Beranda > Perkuliahan > Petunjuk Bedah Bangkai

Petunjuk Bedah Bangkai

Kamis, 22 November 2007
  1. Seluruh tubuh ayam diamati untuk melihat adanya kelainan tubuh, misalnya: ada bungkul-bungkul pada pangkal bulu, bulu disekitar kloaka kotor, bintik kotoran didepan lubang hidung.
  2. Daerah sekitar lubang hidung ditekan dan diamati apakah ada cairan yang keluar.
  3. Ayam dibunuh dengan cara: dislokasi tulang kepala dan tulang leher pertama; dipotong; atau diberi udara ke paru-paru / jantung / pembuluh darah sehingga terjadi emboli udara di dalam organ tersebut.
  4. Bulu bangkai ayam dibasahi dan sayat bagian antara perut dengan pangkal paha.

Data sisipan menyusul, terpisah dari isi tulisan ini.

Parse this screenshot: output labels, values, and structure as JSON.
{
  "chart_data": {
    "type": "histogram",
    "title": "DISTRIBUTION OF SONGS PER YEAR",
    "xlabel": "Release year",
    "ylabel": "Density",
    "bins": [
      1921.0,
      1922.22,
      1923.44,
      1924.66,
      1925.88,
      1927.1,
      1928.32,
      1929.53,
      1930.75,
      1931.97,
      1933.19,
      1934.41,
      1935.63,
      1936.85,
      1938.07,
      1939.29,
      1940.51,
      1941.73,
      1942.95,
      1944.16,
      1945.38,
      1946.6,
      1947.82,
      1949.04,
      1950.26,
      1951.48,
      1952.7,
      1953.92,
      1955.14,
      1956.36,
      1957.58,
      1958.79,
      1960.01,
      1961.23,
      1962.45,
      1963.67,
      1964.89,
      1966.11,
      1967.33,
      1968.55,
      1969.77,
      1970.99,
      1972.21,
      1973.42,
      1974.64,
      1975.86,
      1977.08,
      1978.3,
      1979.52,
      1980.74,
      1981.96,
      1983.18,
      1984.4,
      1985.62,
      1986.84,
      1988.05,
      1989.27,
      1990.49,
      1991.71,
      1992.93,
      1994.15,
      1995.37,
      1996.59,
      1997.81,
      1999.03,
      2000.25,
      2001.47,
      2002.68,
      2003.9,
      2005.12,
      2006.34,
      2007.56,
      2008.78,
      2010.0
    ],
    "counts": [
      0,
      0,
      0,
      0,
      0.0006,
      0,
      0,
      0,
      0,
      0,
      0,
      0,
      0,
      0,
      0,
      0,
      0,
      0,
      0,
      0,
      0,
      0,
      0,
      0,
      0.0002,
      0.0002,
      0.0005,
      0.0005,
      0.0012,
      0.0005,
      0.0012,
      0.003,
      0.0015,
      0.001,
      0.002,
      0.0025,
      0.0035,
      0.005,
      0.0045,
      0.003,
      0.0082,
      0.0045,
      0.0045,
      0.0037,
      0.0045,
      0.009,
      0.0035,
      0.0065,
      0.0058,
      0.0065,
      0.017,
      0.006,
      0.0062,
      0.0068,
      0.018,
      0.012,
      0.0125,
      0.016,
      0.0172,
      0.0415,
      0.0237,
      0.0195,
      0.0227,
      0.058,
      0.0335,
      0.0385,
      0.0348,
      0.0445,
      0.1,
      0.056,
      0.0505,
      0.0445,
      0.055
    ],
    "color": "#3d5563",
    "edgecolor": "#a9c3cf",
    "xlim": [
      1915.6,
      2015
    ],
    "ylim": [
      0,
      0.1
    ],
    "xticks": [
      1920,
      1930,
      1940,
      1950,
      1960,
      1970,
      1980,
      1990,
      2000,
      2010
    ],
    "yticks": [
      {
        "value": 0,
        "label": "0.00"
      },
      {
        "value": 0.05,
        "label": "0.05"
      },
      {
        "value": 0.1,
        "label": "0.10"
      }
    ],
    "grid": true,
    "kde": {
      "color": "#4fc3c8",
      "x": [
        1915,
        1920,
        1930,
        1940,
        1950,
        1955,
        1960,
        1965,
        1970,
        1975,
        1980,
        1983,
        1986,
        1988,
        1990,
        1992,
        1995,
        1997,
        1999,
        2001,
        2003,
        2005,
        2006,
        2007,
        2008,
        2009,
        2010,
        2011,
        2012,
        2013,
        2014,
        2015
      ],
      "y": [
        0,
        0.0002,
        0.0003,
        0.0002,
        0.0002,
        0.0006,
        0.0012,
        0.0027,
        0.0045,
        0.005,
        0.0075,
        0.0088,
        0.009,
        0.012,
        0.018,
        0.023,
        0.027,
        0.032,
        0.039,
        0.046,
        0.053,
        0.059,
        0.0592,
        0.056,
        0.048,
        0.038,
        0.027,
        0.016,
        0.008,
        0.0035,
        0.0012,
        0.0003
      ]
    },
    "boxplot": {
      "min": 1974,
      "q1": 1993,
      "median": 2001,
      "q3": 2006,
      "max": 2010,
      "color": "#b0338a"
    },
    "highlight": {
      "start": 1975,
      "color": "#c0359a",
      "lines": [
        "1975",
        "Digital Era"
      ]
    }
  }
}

  5. Patahkan sendi pada pangkal paha (pertemuan os femur dan os tibia). Letakkan pada meja bedah terlentang dengan bagian perut menghadap kepada pembedah.
  6. Sayat kulit pada sisi mulut. Amati adanya kerusakan pada daerah ini karena cacar, aspergillosis atau penyakit lain.
  7. Sayat dan kuakkan kulit di daerah dada.
  8. Buka urat daging perut dan lepaskan daerah dada dengan memotong tulang rusuk.
  9. Periksa ais sacc (kantung udara) yang tampak tidak jernih lagi, bila ada penyakit.
  10. Sayat laryng dan trachea memanjang. Periksa adanya lendir, pendarahan atau massa seperti keju. Periksa paru-paru dan alat pernafasan lainnya terhadap adanya kerusakan atau kelainan.
  11. Buka oesophagus. Periksa kemungkinan luka karena benda asing atau adanya benjolan-benjolan kecil.
  12. Iris crop. Teliti isinya apakah tercium bau asam, Kemudian cuci dan periksa kemungkinan gejala aspergillosis atau kelainan lain.
  13. Sayat proventriculus. Lihat adanya pendarahan di permukaan atau lapisan putih.
  14. Buka ventriculus, periksa apakah kasar dan adanya kerusakan.
  15. Amati usus, apakah ada benjolan-benjolan kecil, tumor atau pendarahan. Sayat memanjang untuk melihat cacing, gumpalan darah, peradangan, tukak, daerah pendarahan dan lendir yang berlebihan.
  16. Buka coecum, periksa isinya. Bila terdapat darah, cuci dan periksa lapisan permukaannya. Apakah ada benda seperti keju, cacing dan bekas luka perut.
  17. Amati jantung, hati, limpa dan thymus.
  18. Amati adanya kelainan ovarium, saluran indung telur, ginjal dan bursa fabrisius.
  19. Amati adanya kerusakan syaraf.